James Baker Hall Dead

James Baker Hall died on June 25th. I confess to not having read him (yet--only so much time and energy in one life-span) but I had read about him a few times in connection with Wendell Berry. The poems I'm able to find online are quite good, though. I'm combing the online booksellers soon, so if anyone has a book recommendation, I'm game.

From Tom Thurman at ket.org:

James Baker Hall

A Profile

James Baker Hall grew up in Lexington, KY, where he was a multi-sport star athlete at Henry Clay High School. With money he made from his paper route, he traveled to Paris at age 20. After finishing college back home at the University of Kentucky, he left for graduate work at Stanford, where he was later joined by fellow Kentuckians and UK alums Wendell Berry, Gurney Norman, and then Ed McClanahan.

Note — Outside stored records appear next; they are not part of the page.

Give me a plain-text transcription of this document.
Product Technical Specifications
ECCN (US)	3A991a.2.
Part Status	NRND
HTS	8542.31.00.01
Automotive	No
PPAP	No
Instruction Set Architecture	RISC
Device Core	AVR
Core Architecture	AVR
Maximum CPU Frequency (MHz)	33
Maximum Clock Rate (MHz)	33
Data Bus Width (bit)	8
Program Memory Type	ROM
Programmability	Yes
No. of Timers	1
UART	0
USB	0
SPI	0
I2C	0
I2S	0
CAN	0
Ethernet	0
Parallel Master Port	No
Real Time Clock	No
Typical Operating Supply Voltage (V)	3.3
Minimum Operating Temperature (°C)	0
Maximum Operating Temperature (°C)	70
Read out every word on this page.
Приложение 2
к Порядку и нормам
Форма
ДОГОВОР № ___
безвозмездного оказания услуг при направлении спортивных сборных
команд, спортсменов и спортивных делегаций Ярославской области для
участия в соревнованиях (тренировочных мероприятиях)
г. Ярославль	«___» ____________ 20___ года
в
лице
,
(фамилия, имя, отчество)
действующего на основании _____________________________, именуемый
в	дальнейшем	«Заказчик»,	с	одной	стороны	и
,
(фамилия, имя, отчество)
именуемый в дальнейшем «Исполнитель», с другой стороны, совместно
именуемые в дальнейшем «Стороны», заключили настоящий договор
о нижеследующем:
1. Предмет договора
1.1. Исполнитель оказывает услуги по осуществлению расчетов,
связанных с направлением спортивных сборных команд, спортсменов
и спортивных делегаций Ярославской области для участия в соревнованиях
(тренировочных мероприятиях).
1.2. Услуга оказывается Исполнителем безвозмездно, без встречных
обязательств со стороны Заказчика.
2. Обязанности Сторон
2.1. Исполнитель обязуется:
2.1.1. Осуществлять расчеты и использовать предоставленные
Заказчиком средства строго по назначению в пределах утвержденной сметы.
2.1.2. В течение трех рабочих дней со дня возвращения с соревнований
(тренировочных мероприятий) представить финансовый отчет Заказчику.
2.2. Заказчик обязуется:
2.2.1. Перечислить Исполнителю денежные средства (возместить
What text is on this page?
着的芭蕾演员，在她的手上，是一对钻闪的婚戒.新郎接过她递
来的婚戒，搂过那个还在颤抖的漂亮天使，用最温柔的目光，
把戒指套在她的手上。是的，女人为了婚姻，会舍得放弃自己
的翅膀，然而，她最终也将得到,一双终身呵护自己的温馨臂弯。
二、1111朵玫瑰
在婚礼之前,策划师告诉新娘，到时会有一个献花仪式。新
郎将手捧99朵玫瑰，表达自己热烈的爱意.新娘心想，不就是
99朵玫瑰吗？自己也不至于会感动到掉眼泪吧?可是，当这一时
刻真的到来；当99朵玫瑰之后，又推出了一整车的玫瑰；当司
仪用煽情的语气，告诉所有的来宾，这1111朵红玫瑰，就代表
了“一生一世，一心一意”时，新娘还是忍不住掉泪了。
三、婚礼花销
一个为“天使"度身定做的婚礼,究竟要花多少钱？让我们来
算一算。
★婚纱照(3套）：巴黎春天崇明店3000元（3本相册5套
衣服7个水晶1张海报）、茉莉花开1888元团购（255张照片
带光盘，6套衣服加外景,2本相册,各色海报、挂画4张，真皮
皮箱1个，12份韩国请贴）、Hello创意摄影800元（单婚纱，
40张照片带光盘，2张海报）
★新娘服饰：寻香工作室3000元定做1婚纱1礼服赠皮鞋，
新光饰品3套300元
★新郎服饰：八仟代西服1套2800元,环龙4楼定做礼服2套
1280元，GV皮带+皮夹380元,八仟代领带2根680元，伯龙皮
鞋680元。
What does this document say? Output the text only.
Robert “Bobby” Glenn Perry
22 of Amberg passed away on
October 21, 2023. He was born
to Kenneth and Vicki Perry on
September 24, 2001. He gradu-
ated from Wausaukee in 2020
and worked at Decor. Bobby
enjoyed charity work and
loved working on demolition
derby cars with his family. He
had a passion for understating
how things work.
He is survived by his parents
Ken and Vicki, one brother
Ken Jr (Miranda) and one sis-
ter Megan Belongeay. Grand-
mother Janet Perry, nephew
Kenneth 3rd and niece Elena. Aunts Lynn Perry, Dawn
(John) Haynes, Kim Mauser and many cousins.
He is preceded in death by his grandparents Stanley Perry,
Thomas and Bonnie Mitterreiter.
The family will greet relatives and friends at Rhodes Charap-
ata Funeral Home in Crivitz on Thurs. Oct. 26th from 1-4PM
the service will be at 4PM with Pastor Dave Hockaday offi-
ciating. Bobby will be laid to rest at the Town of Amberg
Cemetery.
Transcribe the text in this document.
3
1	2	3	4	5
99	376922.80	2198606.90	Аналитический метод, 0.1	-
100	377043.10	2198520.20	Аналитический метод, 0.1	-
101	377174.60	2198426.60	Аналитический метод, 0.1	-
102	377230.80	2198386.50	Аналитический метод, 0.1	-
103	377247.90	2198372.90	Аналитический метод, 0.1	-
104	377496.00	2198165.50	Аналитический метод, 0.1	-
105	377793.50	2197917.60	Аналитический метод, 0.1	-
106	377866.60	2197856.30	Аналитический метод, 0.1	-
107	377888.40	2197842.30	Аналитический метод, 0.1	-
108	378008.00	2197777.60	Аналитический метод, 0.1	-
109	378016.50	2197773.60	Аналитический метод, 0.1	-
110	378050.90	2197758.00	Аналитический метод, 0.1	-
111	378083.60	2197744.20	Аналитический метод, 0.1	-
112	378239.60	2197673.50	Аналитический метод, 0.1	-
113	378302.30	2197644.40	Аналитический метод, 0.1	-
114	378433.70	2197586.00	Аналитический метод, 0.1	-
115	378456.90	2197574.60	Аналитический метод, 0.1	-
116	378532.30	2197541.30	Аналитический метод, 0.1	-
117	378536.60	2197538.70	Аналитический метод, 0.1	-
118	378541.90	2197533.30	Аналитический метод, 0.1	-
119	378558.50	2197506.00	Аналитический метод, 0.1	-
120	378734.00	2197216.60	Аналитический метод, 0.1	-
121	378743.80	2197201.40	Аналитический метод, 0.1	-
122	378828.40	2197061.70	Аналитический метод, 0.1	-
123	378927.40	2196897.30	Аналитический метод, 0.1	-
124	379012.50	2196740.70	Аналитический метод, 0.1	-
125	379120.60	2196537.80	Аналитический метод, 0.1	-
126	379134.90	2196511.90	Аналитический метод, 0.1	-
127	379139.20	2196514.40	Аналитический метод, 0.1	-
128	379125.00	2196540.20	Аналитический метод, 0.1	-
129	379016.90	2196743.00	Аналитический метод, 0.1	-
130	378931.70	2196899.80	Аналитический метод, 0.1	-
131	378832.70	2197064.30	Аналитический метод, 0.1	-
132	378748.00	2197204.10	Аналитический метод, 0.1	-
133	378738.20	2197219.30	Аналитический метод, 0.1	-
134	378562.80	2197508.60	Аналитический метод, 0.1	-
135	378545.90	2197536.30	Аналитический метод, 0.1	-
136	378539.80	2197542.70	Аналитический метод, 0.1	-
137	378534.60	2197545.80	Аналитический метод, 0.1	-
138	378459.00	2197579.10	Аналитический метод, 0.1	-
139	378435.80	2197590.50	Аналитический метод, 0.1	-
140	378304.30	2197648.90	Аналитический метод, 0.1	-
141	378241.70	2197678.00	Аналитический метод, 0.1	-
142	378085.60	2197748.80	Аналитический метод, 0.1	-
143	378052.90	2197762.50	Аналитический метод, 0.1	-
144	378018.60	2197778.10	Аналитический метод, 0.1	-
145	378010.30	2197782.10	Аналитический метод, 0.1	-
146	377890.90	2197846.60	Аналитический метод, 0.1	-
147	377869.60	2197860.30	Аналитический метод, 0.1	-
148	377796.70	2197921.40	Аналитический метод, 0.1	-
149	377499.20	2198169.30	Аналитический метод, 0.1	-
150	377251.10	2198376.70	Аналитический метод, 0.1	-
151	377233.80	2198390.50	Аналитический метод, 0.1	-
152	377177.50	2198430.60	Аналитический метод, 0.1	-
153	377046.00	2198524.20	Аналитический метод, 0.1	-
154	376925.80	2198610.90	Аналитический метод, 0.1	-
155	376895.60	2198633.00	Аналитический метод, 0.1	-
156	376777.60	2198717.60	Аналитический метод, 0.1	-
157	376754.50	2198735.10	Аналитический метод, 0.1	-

Jim squeezed in a stay in Seattle between stints at Stanford. Later he settled in Storrs, CT, where he was joined by Gurney for a time and re-established ties with Bobbie Ann Mason, then a graduate student at the University of Connecticut. Jim is quick to give credit to UK writing professor Bob Hazel for encouraging young writers to explore the world before settling down to write about it:

“The one thing that Robert Hazel insisted upon that had an immediate and lasting effect on us all was that we get out of Kentucky,” he remembers. “We had to leave in order to escape the provincialism of our heritage. And what leaving Kentucky at that time meant more often than not, if not all the time, was New York. So we went somewhere.”

After leaving Connecticut, where he bluntly states that his life was in turmoil, Jim returned to Kentucky in the early 1970s as a writing professor at his alma mater. As a poet, photographer, and filmmaker, he has established himself as a major creative force in many fields, and in 2001 he was named to a two-year term as Kentucky’s Poet Laureate.

“I came back in 1973, after having been gone for 20 years or so ... and I found out after a number of years that I had very, very profound unfinished business here. But I didn’t know that when I came back,” Jim says. “And I stayed on because it’s my home. You don’t have to like your home, right? You only got one.”